Полицеймейстер в это время испуганно оглянулся, что то сказал кучеру, и лошади его поехали быстрее.
– Обман, ребята! Веди к самому! – крикнул голос высокого малого. – Не пущай, ребята! Пущай отчет подаст! Держи! – закричали голоса, и народ бегом бросился за дрожками.
Толпа за полицеймейстером с шумным говором направилась на Лубянку.
– Что ж, господа да купцы повыехали, а мы за то и пропадаем? Что ж, мы собаки, что ль! – слышалось чаще в толпе.


Вечером 1 го сентября, после своего свидания с Кутузовым, граф Растопчин, огорченный и оскорбленный тем, что его не пригласили на военный совет, что Кутузов не обращал никакого внимания на его предложение принять участие в защите столицы, и удивленный новым открывшимся ему в лагере взглядом, при котором вопрос о спокойствии столицы и о патриотическом ее настроении оказывался не только второстепенным, но совершенно ненужным и ничтожным, – огорченный, оскорбленный и удивленный всем этим, граф Растопчин вернулся в Москву. Поужинав, граф, не раздеваясь, прилег на канапе и в первом часу был разбужен курьером, который привез ему письмо от Кутузова. В письме говорилось, что так как войска отступают на Рязанскую дорогу за Москву, то не угодно ли графу выслать полицейских чиновников, для проведения войск через город. Известие это не было новостью для Растопчина. Не только со вчерашнего свиданья с Кутузовым на Поклонной горе, но и с самого Бородинского сражения, когда все приезжавшие в Москву генералы в один голос говорили, что нельзя дать еще сражения, и когда с разрешения графа каждую ночь уже вывозили казенное имущество и жители до половины повыехали, – граф Растопчин знал, что Москва будет оставлена; но тем не менее известие это, сообщенное в форме простой записки с приказанием от Кутузова и полученное ночью, во время первого сна, удивило и раздражило графа.

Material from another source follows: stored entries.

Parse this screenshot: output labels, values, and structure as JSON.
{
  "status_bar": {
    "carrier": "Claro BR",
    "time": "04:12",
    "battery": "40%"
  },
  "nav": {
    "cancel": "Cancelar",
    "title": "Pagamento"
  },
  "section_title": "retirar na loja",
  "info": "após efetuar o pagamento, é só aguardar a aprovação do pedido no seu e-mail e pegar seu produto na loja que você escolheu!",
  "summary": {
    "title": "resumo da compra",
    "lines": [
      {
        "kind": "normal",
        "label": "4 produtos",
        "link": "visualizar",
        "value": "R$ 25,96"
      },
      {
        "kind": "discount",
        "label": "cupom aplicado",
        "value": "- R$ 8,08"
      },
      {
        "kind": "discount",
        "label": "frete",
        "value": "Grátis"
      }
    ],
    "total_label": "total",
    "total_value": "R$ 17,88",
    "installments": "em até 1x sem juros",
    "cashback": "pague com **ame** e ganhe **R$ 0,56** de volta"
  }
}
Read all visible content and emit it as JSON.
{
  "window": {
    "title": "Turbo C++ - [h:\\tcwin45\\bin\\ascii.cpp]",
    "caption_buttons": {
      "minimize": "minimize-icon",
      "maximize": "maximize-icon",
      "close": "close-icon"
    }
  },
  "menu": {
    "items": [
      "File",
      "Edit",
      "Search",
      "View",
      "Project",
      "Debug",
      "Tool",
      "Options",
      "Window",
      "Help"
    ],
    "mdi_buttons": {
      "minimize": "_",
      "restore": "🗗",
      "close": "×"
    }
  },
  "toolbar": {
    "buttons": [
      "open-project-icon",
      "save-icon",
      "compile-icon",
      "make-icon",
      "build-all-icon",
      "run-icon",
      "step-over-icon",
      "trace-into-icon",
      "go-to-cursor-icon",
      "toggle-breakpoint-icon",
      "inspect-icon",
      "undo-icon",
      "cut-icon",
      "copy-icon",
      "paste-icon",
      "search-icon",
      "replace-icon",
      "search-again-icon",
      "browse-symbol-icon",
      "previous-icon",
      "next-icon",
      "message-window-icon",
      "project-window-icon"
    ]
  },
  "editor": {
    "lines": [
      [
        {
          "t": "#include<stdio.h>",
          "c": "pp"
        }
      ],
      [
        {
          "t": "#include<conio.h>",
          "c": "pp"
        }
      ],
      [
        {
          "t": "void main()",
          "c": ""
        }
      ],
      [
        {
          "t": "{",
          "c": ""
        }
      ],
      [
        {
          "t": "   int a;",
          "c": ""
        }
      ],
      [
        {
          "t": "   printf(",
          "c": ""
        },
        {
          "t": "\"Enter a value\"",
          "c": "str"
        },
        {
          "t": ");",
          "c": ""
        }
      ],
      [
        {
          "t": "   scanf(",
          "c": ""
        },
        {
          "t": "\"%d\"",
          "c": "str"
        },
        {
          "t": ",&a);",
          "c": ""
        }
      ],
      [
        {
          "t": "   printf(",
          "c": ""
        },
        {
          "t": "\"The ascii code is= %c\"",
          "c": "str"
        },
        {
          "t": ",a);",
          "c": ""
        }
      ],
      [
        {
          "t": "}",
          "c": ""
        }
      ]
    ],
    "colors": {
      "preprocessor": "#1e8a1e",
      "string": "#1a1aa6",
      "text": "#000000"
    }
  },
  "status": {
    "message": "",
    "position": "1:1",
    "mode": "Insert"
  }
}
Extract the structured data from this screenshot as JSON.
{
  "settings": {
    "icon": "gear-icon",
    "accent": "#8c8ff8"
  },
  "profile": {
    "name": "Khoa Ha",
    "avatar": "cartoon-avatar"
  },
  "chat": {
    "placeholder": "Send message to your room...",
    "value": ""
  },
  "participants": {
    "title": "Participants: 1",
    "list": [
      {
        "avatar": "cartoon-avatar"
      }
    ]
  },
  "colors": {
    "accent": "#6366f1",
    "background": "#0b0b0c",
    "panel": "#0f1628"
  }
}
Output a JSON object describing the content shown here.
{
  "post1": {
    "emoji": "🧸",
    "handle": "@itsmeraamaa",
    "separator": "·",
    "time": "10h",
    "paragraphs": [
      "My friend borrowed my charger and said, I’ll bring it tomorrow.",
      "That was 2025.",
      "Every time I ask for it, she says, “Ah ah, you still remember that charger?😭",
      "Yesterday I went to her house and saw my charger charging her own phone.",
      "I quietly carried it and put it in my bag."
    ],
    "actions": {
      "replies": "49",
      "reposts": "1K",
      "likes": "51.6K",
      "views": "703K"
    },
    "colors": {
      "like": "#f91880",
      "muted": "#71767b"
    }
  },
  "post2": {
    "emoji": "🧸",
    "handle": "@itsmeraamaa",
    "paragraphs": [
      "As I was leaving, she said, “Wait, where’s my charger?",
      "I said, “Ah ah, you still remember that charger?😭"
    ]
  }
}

Впоследствии, объясняя свою деятельность за это время, граф Растопчин в своих записках несколько раз писал, что у него тогда было две важные цели: De maintenir la tranquillite a Moscou et d'en faire partir les habitants. [Сохранить спокойствие в Москве и выпроводить из нее жителей.] Если допустить эту двоякую цель, всякое действие Растопчина оказывается безукоризненным. Для чего не вывезена московская святыня, оружие, патроны, порох, запасы хлеба, для чего тысячи жителей обмануты тем, что Москву не сдадут, и разорены? – Для того, чтобы соблюсти спокойствие в столице, отвечает объяснение графа Растопчина. Для чего вывозились кипы ненужных бумаг из присутственных мест и шар Леппиха и другие предметы? – Для того, чтобы оставить город пустым, отвечает объяснение графа Растопчина. Стоит только допустить, что что нибудь угрожало народному спокойствию, и всякое действие становится оправданным.
Все ужасы террора основывались только на заботе о народном спокойствии.
На чем же основывался страх графа Растопчина о народном спокойствии в Москве в 1812 году? Какая причина была предполагать в городе склонность к возмущению? Жители уезжали, войска, отступая, наполняли Москву. Почему должен был вследствие этого бунтовать народ?